You are haunted now by memories the eyes of those who fell, the screams of the wounded, the silent chaos afterward. You see ghosts in your mirror, traces of innocence lost forever. You carry scars hidden beneath clothes, beneath skin, beneath smiles. The war didn’t end the day you left it burrowed into your chest, settled into your lungs, nested in your silence.
Sometimes people thank you for your bravery. They call you strong. You nod politely, but you want to scream that strength wasn’t your choice it was survival, forced upon you violently. You didn’t want medals or admiration. You wanted your youth back, your peace back, your gentle heart unscarred and whole.
And today, when you hear laughter or music or silence, you still remember vividly the sound of explosions, the fear of loss, the desperate whisper of someone begging you to come home safely.

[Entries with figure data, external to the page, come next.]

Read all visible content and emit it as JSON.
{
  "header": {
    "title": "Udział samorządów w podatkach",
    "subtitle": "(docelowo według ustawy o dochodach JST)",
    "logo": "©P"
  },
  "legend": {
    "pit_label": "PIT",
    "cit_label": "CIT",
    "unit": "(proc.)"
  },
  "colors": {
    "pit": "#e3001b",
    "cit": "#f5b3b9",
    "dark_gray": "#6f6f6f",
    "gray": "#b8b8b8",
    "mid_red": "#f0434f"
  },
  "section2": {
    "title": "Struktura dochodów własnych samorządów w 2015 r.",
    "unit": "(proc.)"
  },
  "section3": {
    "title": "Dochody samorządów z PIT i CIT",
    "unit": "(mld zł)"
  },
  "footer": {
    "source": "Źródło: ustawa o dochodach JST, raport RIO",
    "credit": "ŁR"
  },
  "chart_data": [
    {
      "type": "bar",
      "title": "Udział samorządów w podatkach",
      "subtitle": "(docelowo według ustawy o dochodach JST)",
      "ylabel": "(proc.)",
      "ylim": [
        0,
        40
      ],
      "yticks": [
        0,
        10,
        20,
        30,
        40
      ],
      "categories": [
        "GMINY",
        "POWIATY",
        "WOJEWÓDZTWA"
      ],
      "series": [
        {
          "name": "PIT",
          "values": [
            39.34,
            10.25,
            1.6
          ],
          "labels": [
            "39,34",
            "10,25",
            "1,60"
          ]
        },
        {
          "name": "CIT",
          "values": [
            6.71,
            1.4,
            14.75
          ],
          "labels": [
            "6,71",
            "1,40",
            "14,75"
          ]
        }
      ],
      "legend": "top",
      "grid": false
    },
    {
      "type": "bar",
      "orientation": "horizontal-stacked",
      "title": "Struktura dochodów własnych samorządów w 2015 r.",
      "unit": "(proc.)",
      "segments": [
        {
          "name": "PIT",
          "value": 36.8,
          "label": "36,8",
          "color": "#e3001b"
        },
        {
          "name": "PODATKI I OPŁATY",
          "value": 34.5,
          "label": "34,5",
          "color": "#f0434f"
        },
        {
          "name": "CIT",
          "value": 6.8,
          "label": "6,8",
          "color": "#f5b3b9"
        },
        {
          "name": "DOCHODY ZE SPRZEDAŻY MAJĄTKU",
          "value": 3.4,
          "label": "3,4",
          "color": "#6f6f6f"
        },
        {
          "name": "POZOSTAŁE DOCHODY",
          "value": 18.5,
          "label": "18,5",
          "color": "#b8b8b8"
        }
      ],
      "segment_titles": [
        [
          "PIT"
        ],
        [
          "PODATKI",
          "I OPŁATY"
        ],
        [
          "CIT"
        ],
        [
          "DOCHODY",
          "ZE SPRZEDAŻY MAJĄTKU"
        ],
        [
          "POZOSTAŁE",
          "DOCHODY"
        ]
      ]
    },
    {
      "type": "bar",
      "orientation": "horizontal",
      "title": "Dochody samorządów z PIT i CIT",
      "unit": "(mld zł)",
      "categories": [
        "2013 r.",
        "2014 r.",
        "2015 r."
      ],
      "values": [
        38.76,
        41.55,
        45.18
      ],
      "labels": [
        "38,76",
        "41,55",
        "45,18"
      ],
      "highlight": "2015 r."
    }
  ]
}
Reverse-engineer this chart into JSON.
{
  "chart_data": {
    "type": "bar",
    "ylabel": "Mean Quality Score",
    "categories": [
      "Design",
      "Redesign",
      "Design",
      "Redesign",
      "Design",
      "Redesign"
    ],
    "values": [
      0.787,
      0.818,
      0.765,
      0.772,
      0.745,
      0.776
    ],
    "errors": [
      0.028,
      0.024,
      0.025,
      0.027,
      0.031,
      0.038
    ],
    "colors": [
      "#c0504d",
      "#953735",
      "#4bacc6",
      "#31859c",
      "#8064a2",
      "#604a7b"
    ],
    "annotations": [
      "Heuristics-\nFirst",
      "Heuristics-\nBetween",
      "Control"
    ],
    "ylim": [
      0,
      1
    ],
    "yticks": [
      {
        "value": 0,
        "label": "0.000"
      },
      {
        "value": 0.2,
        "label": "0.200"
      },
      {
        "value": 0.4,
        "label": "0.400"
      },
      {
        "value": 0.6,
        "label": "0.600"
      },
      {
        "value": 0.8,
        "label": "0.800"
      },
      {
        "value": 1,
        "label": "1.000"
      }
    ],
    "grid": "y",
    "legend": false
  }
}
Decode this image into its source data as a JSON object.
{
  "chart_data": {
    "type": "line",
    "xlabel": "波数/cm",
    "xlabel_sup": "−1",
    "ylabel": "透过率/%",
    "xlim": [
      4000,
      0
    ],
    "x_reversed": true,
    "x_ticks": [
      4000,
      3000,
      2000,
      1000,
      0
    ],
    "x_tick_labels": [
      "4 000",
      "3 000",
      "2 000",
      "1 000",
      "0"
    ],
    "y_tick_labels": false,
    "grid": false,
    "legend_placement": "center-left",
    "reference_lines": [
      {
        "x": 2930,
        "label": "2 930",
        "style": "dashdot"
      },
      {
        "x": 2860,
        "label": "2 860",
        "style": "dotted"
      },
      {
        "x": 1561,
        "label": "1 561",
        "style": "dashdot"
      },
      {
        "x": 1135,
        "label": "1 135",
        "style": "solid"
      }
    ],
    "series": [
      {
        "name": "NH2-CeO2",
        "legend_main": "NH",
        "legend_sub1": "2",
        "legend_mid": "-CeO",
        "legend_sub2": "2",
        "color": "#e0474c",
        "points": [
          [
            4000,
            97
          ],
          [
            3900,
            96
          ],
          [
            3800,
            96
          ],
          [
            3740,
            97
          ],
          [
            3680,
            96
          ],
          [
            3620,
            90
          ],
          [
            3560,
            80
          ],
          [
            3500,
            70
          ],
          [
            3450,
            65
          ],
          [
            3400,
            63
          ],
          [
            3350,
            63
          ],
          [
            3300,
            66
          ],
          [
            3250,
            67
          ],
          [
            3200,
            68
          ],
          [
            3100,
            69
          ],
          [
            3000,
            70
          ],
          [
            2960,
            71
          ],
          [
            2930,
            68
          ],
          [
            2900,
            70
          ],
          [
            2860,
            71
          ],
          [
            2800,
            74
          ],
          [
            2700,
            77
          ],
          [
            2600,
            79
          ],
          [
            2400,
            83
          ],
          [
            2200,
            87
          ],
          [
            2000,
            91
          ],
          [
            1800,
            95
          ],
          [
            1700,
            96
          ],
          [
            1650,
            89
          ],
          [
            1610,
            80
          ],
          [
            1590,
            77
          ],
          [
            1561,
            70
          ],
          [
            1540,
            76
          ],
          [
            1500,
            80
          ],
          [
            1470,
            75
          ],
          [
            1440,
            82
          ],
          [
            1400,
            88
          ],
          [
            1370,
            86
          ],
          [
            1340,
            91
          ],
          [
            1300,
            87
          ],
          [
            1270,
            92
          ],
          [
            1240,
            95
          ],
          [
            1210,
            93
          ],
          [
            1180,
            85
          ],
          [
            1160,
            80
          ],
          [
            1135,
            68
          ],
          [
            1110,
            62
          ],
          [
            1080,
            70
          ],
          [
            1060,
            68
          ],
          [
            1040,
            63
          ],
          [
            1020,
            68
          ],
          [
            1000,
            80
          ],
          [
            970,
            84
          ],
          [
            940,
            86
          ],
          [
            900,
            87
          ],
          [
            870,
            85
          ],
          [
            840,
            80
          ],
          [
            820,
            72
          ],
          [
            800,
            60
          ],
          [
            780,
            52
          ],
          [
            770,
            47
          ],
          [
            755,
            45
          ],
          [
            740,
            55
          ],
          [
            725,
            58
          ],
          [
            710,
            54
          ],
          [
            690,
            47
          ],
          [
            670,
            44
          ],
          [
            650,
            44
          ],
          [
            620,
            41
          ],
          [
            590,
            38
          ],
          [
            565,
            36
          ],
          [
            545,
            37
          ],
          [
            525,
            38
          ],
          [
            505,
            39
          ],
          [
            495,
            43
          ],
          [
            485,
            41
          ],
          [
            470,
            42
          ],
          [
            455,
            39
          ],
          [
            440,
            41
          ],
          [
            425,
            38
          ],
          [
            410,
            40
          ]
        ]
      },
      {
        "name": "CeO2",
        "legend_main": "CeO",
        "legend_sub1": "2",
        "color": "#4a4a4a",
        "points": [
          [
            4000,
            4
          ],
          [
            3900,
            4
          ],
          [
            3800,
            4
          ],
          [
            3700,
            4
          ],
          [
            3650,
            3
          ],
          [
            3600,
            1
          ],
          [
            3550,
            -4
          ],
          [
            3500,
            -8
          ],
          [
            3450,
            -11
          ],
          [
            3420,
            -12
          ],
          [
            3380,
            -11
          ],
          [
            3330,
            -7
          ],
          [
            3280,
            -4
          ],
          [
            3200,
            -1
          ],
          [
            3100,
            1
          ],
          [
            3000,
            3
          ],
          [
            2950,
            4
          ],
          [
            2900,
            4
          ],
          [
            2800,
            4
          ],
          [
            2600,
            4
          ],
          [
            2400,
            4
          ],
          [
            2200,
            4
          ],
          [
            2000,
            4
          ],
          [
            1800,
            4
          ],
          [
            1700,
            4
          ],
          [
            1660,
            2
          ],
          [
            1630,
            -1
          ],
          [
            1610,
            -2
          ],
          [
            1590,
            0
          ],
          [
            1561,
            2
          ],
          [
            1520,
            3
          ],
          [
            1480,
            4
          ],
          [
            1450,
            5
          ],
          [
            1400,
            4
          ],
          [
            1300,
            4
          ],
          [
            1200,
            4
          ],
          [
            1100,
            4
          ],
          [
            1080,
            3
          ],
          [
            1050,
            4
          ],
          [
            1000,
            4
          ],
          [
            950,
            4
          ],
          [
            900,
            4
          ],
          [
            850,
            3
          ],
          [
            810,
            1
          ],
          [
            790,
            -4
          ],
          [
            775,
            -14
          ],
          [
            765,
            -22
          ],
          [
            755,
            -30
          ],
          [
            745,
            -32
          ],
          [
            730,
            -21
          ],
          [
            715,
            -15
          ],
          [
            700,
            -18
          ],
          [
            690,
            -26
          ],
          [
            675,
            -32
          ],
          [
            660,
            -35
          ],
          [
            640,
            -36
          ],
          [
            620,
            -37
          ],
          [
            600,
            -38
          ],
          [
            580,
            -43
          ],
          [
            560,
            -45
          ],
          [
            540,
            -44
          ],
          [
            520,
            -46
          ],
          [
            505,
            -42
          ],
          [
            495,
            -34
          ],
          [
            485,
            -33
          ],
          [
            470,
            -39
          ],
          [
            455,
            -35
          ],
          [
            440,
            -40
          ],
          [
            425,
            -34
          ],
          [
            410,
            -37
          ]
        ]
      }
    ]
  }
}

You were never meant to fight in someone else’s war. You were never meant to bleed on foreign soil or carry guilt heavier than the weapons they forced you to hold. But you did.
So hold yourself gently tonight.
Forgive yourself for surviving.
Forgive yourself for carrying wounds no one else sees.
Because you were never meant for war,
but you survived it anyway.
And perhaps, someday,
you’ll finally allow yourself to come home.